If left unchecked, RealPage and its participating owners’ cartel (including Defendant MAA) stand to ruin with ever increasing rental rates the multifamily residential apartment lease market and continue to exacerbate the affordable housing crisis in Tennessee and in this Nation.  The cartel which Plaintiffs challenge is unlawful under Tennessee Antitrust Act.  Plaintiffs bring this action to recover damages, as well as injunctive and other appropriate relief on behalf of Tennessee Class Members.

Academics have widely documented, with both theoretical literature and empirical examples, that use of pricing algorithms by competitors in a market leads to elevated prices which in turn harms consumers. Government regulators have also described in detail the concerns raised by this type of algorithmic pricing.  Maureen Ohlhausen, when serving as acting Chairperson of the Federal Trade Commission, described how industry-wide usage of a shared algorithm is the type of agreement prohibited by antitrust law: “Imagine a group of competitors sub-contracting their pricing decisions to a common, outside agent that provides algorithmic pricing services.

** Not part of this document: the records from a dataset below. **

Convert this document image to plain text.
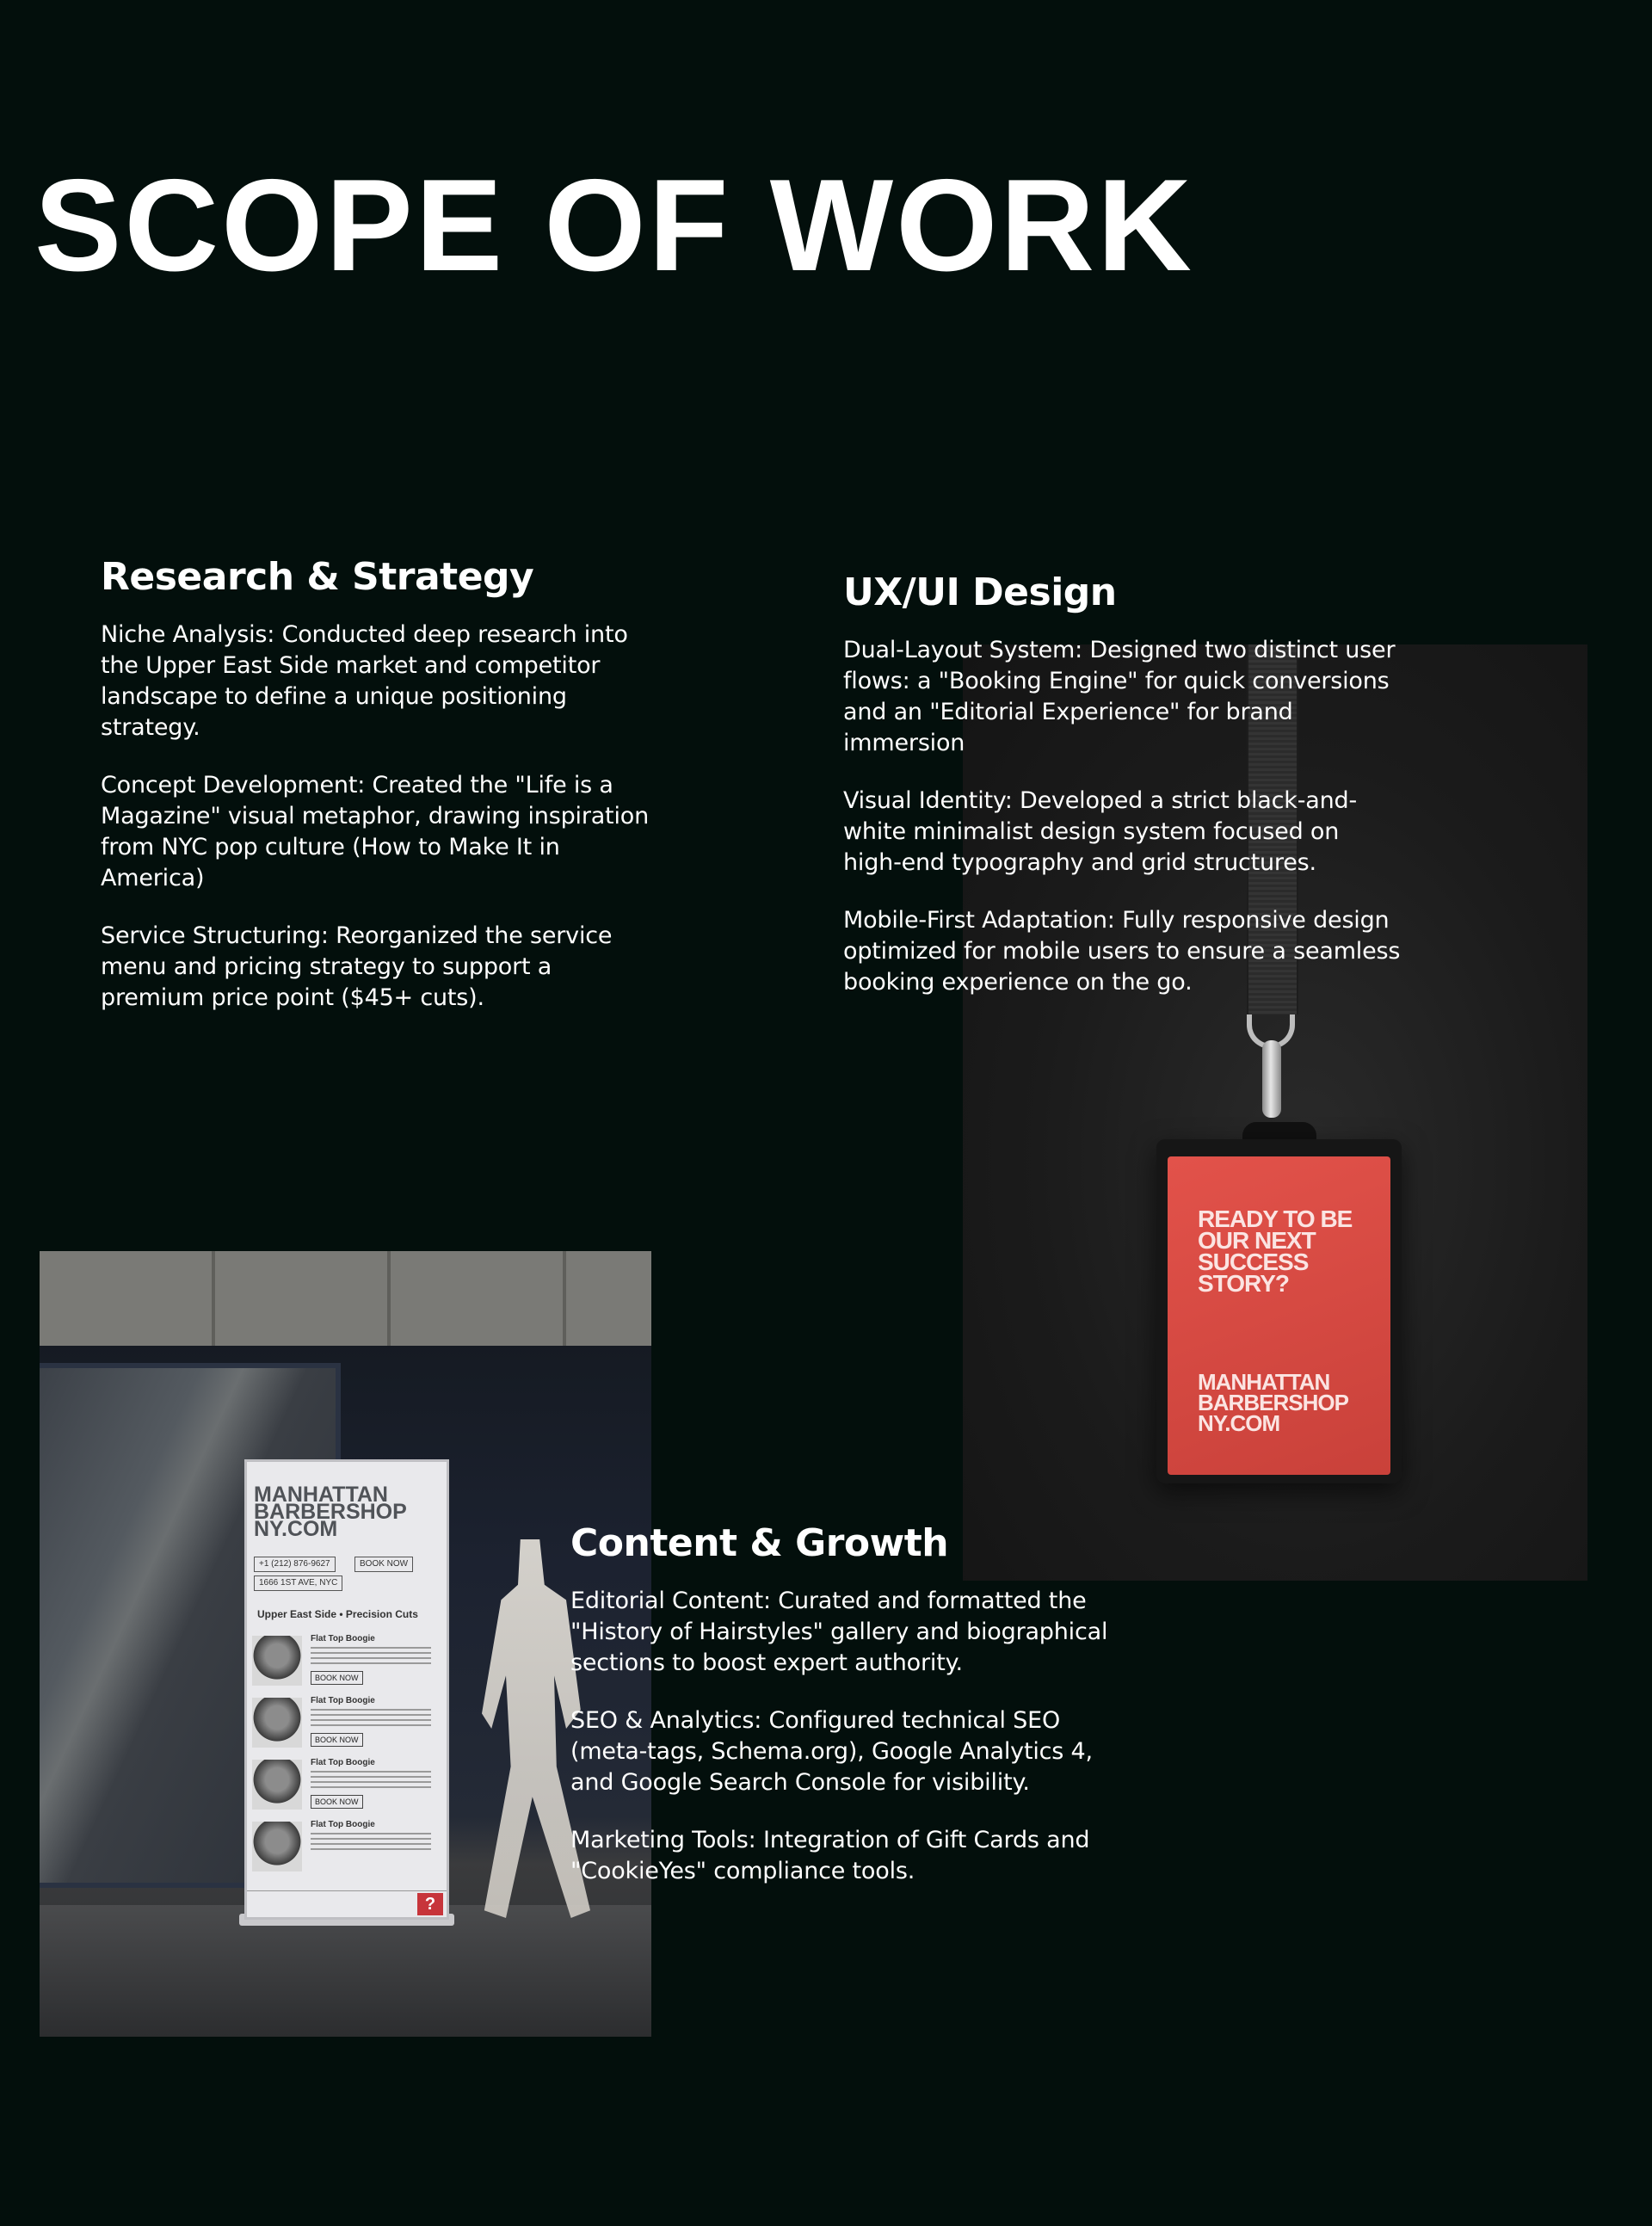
SCOPE OF WORK

READY TO BE
OUR NEXT
SUCCESS
STORY?

MANHATTAN
BARBERSHOP
NY.COM

MANHATTAN
BARBERSHOP
NY.COM

+1 (212) 876-9627	BOOK NOW
1666 1ST AVE, NYC
Upper East Side • Precision Cuts
Flat Top Boogie
BOOK NOW
Flat Top Boogie
BOOK NOW
Flat Top Boogie
BOOK NOW
Flat Top Boogie
?
Research & Strategy

Niche Analysis: Conducted deep research into the Upper East Side market and competitor landscape to define a unique positioning strategy.

Concept Development: Created the "Life is a Magazine" visual metaphor, drawing inspiration from NYC pop culture (How to Make It in America)

Service Structuring: Reorganized the service menu and pricing strategy to support a premium price point ($45+ cuts).

UX/UI Design

Dual-Layout System: Designed two distinct user flows: a "Booking Engine" for quick conversions and an "Editorial Experience" for brand immersion

Visual Identity: Developed a strict black-and-white minimalist design system focused on high-end typography and grid structures.

Mobile-First Adaptation: Fully responsive design optimized for mobile users to ensure a seamless booking experience on the go.

Content & Growth

Editorial Content: Curated and formatted the "History of Hairstyles" gallery and biographical sections to boost expert authority.

SEO & Analytics: Configured technical SEO (meta-tags, Schema.org), Google Analytics 4, and Google Search Console for visibility.

Marketing Tools: Integration of Gift Cards and "CookieYes" compliance tools.
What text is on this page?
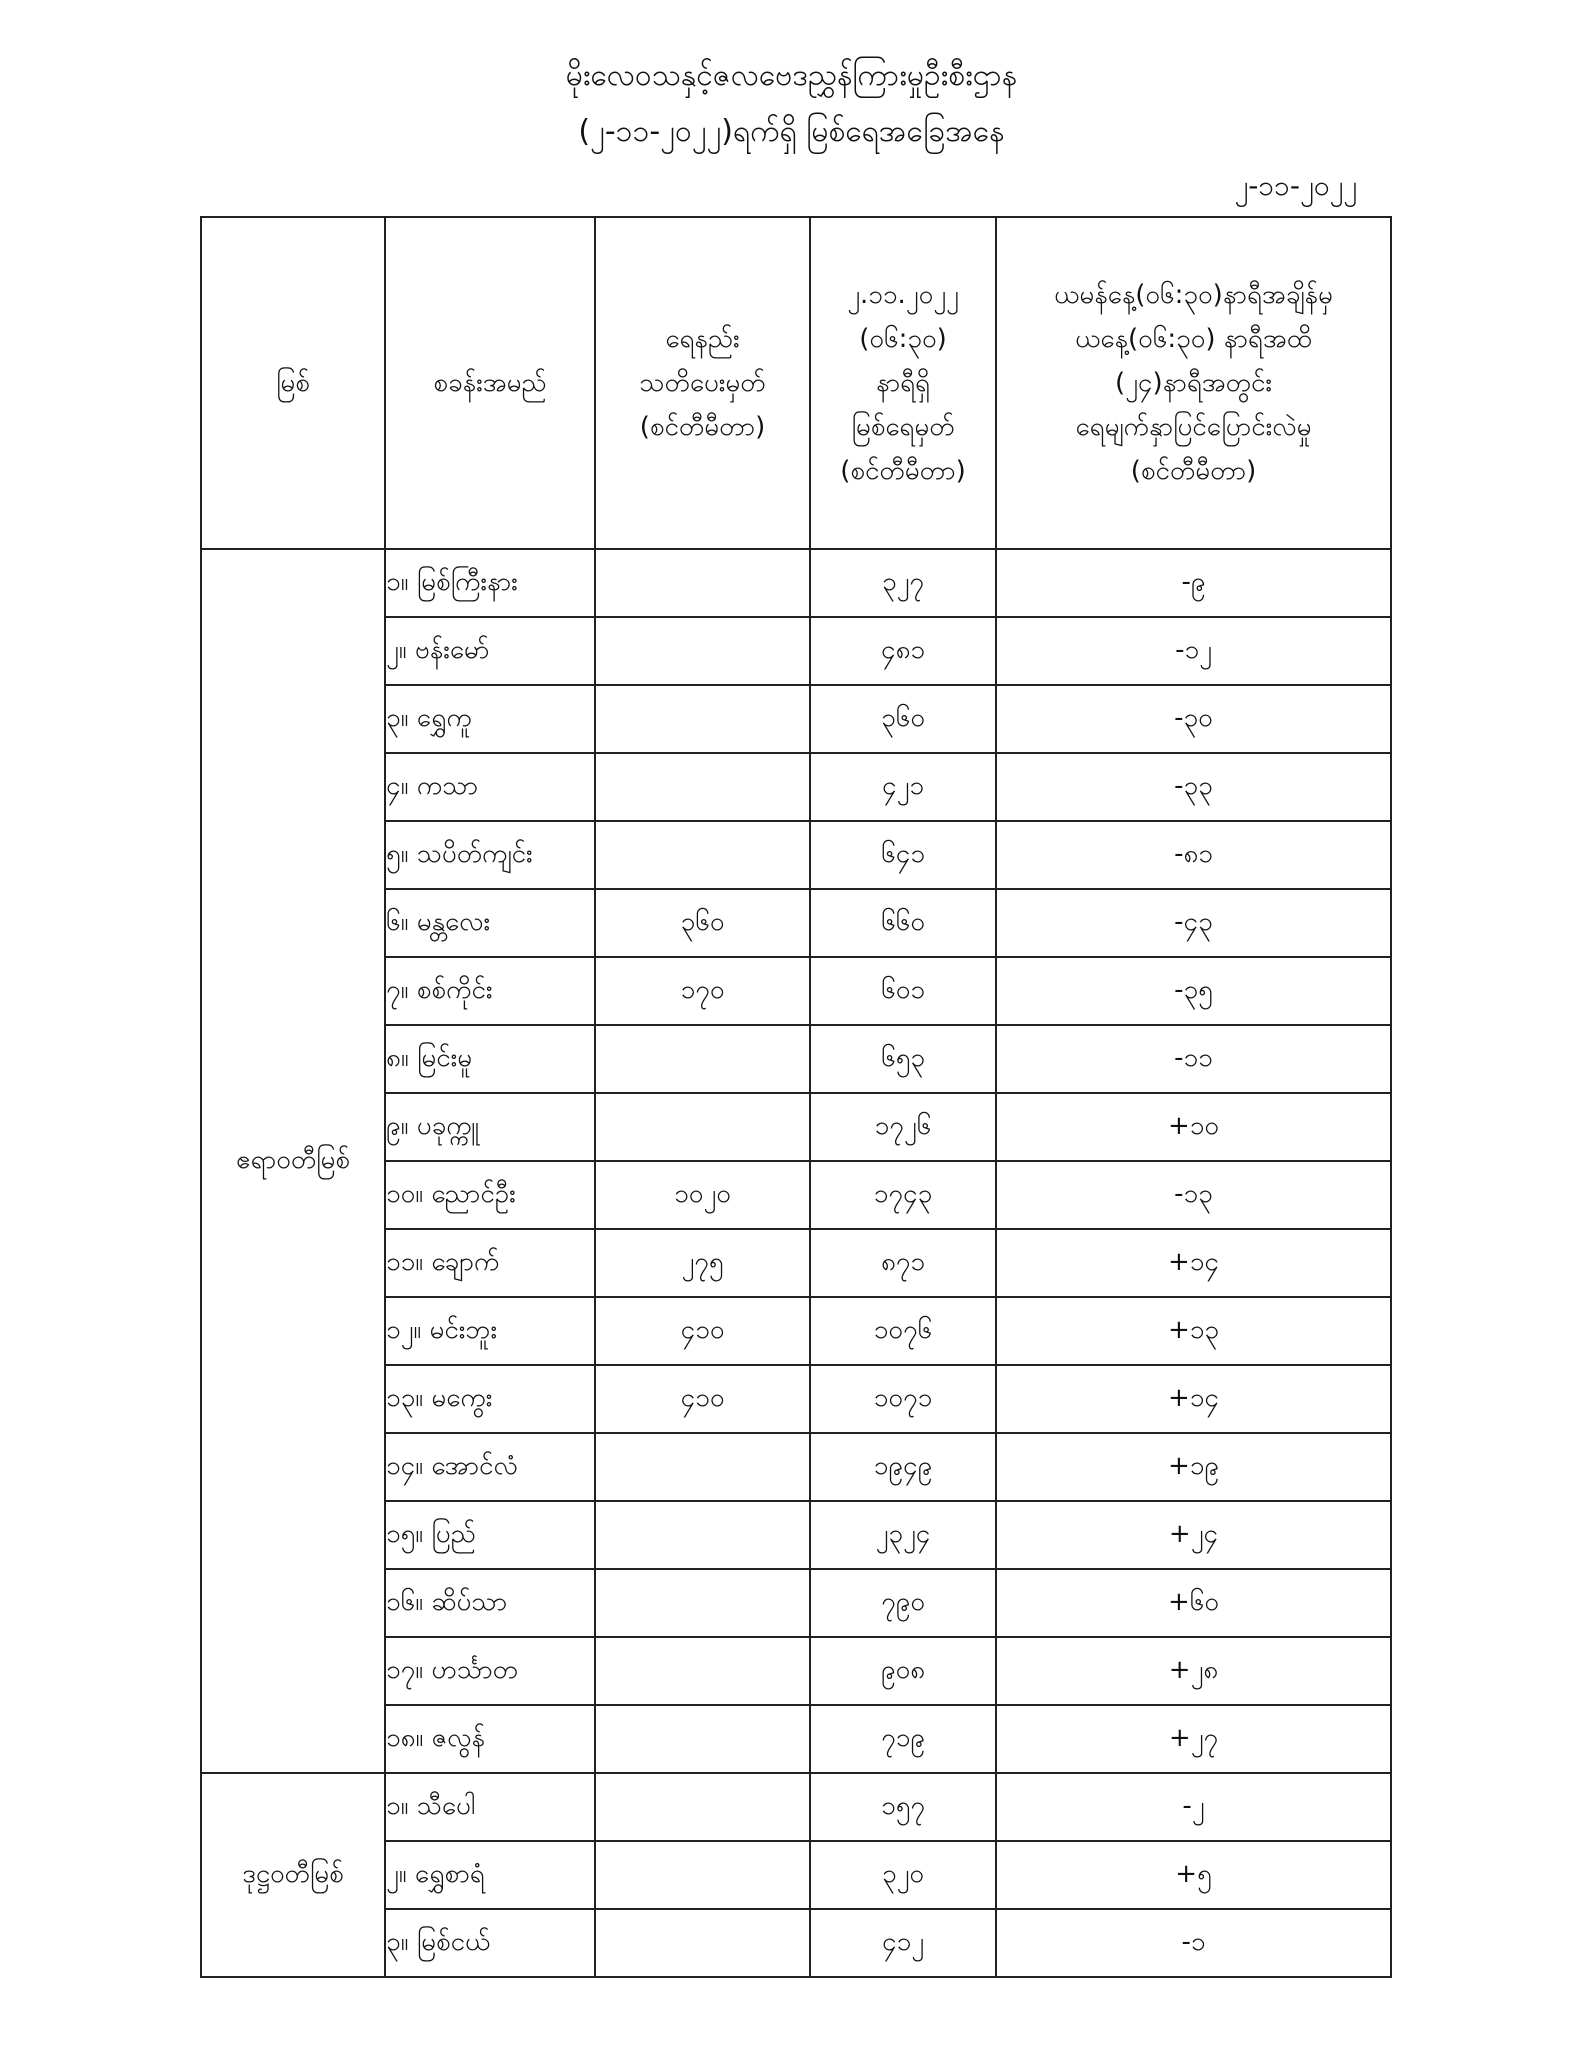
မိုးလေဝသနှင့်ဇလဗေဒညွှန်ကြားမှုဦးစီးဌာန
(၂-၁၁-၂၀၂၂)ရက်ရှိ မြစ်ရေအခြေအနေ
၂-၁၁-၂၀၂၂
မြစ်	စခန်းအမည်	ရေနည်း
သတိပေးမှတ်
(စင်တီမီတာ)	၂.၁၁.၂၀၂၂
(၀၆:၃၀)
နာရီရှိ
မြစ်ရေမှတ်
(စင်တီမီတာ)	ယမန်နေ့(၀၆:၃၀)နာရီအချိန်မှ
ယနေ့(၀၆:၃၀) နာရီအထိ
(၂၄)နာရီအတွင်း
ရေမျက်နှာပြင်ပြောင်းလဲမှု
(စင်တီမီတာ)

ဧရာဝတီမြစ်	၁။ မြစ်ကြီးနား		၃၂၇	-၉
	၂။ ဗန်းမော်		၄၈၁	-၁၂
	၃။ ရွှေကူ		၃၆၀	-၃၀
	၄။ ကသာ		၄၂၁	-၃၃
	၅။ သပိတ်ကျင်း		၆၄၁	-၈၁
	၆။ မန္တလေး	၃၆၀	၆၆၀	-၄၃
	၇။ စစ်ကိုင်း	၁၇၀	၆၀၁	-၃၅
	၈။ မြင်းမူ		၆၅၃	-၁၁
	၉။ ပခုက္ကူ		၁၇၂၆	+၁၀
	၁၀။ ညောင်ဦး	၁၀၂၀	၁၇၄၃	-၁၃
	၁၁။ ချောက်	၂၇၅	၈၇၁	+၁၄
	၁၂။ မင်းဘူး	၄၁၀	၁၀၇၆	+၁၃
	၁၃။ မကွေး	၄၁၀	၁၀၇၁	+၁၄
	၁၄။ အောင်လံ		၁၉၄၉	+၁၉
	၁၅။ ပြည်		၂၃၂၄	+၂၄
	၁၆။ ဆိပ်သာ		၇၉၀	+၆၀
	၁၇။ ဟင်္သာတ		၉၀၈	+၂၈
	၁၈။ ဇလွန်		၇၁၉	+၂၇
ဒုဋ္ဌဝတီမြစ်	၁။ သီပေါ		၁၅၇	-၂
	၂။ ရွှေစာရံ		၃၂၀	+၅
	၃။ မြစ်ငယ်		၄၁၂	-၁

Each firm communicates its pricing strategy to the vendor, and the vendor then programs its algorithm to reflect the firm’s pricing strategy. But because the same outside vendor now has confidential price strategy information from multiple competitors, it can program its algorithm to maximize industry-wide pricing. In effect, the firms themselves do not directly share their pricing strategies, but that information still ends up in common hands, and that shared information is then used to maximize market-wide prices.

Again, this is familiar territory for antitrust lawyers, and we even have an old-fashioned term for it, the hub-and-spoke conspiracy.”

Mid-America Apartment Communities and other apartment owners have agreed to adopt algorithmic pricing for apartments among themselves.  They also have agreed to exchange apartment availability data to keep the supply of available apartments limited so they can avoid price competition and concessions to renters.  This exchange of confidential, private business data is not normal in a competitive market. MAA and the other owners are acting in lockstep as a cartel would act.

You, as a renter, are paying higher rents as a result and there is no hope for competition on rental rates as long as this continues. Our class action lawsuit will change this outcome and keep rental rates reasonable and subject to competitive pressures.